THE FINAL FIGHT AGAINST COVID-19
GQ India|January 2021
Bill Gates wants to immunise the world against the most deadly pandemic in a century. But given the rising tide of corona conspiracy theories – with some of the most outlandish directed at the Microsoft billionaire himself – the battle for people’s minds is becoming just as important as developing a vaccine. Here’s how the anti-vax lobby is quietly gaining a foothold in the Middle East – and the risks it poses
LAURA MACKENZIE
THE FINAL FIGHT AGAINST COVID-19

For Ali Khalifa, it’s like having the “mark of the beast”. The 41-year-old Algerian is not warning against worship of the antichrist, fretting over biblical sea monsters, or debating the meaning of the number 666. He suggests that the modern-day sign of the devil may be both very real, and far unlike any described in the Book of Revelation. These days, it’s administered via needle by doctors and aid workers – the foot soldiers, as some believe, of an evil global elite.

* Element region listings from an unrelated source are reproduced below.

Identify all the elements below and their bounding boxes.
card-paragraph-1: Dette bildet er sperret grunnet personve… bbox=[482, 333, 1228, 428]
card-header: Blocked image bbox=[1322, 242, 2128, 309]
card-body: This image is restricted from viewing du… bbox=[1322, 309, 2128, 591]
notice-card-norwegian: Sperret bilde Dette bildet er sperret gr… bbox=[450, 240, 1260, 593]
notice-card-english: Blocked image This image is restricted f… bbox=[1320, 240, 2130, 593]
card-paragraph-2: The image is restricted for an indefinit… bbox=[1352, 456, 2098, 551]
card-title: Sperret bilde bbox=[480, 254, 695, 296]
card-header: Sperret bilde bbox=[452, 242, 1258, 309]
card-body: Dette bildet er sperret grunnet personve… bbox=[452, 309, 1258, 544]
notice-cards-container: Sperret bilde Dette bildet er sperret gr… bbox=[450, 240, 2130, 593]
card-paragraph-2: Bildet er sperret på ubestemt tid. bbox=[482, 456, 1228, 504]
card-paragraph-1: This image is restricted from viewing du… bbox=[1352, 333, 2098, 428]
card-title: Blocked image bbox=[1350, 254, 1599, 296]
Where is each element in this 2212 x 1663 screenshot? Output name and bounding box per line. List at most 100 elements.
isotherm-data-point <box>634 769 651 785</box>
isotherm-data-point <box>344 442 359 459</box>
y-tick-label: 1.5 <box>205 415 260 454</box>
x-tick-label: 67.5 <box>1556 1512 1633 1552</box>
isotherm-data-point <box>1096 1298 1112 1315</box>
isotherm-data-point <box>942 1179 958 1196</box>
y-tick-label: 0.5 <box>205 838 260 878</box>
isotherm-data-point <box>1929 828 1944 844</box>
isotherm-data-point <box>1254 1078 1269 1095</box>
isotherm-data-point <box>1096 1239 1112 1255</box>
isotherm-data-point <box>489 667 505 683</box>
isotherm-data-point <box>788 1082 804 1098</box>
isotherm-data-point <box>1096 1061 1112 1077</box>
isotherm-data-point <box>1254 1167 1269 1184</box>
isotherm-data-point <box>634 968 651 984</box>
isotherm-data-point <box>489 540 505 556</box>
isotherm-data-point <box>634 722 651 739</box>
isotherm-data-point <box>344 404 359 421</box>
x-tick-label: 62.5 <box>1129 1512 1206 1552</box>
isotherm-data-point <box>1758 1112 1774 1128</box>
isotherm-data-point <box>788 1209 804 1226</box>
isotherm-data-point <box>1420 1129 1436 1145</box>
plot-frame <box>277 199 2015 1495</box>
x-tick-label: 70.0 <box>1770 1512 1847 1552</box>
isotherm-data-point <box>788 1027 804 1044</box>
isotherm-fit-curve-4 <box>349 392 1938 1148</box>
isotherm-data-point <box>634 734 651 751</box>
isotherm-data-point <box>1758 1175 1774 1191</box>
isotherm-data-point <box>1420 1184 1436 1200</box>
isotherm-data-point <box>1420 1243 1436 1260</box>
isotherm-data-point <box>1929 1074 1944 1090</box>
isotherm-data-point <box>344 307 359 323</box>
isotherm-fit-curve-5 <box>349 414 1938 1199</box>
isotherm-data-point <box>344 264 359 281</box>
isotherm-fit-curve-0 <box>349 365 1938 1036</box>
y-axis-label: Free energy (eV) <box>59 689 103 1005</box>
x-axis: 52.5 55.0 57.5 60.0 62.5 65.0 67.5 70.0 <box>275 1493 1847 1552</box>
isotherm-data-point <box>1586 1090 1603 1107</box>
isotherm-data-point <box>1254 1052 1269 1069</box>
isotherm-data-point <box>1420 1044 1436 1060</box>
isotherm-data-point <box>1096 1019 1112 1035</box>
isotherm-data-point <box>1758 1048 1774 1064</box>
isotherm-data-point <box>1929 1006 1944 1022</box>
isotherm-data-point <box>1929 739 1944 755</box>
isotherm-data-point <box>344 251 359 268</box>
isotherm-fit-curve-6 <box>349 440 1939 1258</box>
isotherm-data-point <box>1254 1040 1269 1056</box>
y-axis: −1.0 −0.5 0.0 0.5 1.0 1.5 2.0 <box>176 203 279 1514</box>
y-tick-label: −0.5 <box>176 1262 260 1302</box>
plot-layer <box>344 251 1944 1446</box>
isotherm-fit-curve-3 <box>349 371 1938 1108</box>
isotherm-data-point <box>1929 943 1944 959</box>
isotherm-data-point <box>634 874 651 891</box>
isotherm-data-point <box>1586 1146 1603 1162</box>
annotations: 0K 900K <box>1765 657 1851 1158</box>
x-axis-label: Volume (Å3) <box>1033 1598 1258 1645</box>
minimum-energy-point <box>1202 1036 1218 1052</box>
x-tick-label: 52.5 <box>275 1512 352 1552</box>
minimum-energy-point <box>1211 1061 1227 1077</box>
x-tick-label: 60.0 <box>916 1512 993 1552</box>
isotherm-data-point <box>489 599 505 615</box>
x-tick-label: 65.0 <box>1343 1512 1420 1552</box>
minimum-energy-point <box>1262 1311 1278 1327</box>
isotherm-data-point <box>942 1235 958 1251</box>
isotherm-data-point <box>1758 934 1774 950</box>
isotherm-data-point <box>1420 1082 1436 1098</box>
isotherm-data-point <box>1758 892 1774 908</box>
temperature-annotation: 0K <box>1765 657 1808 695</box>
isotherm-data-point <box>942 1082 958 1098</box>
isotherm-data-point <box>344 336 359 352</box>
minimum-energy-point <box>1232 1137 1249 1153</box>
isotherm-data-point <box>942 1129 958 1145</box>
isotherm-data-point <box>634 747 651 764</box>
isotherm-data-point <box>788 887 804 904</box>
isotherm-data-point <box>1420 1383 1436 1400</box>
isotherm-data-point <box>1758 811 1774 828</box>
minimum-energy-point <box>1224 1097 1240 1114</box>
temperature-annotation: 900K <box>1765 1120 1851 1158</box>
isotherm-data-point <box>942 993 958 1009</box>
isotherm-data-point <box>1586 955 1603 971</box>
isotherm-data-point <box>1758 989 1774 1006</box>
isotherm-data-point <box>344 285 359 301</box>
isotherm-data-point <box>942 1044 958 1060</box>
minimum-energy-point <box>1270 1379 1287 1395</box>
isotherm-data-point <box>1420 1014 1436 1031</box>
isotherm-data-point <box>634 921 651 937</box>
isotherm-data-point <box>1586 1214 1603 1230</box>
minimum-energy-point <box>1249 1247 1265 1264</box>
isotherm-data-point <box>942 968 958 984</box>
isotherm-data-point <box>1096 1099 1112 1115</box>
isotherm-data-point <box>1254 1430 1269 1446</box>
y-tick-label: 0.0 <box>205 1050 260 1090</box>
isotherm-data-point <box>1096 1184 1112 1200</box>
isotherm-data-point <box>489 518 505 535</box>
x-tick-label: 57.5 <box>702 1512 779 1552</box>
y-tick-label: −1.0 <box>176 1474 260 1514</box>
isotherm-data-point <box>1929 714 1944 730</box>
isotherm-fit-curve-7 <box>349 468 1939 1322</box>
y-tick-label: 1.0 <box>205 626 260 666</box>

And one man stands out in this shadowy, sinister group, the existence of which is entirely unsubstantiated: Microsoft cofounder Bill Gates.

Khalifa is one of a global band of anti-vaccine advocates, whose voices have grown louder, yet arguably no more rational, in the wake of the corona pandemic. Like many campaigners in the West, where the movement is far more prominent, Khalifa is “100 per cent against vaccines” – despite their role, according to the World Health Organization (WHO), in saving as many as 3 million lives a year. Khalifa also believes that the coronavirus cannot be spread from person to person, and thinks Gates wants to use a Covid-19 vaccine programme as a vehicle for implanting tiny tracking devices in people in order to gain control over them. The “mark of the beast” might actually be a microchip.

Of course, such views are at odds with accepted wisdom that vaccination is one of the most effective ways to prevent diseases, and that Covid-19 is transmitted through saliva or discharges from the noses of infected people. The microchip claim has been widely debunked and, along with other disinformation campaigns, dismissed by Gates as “stupid”.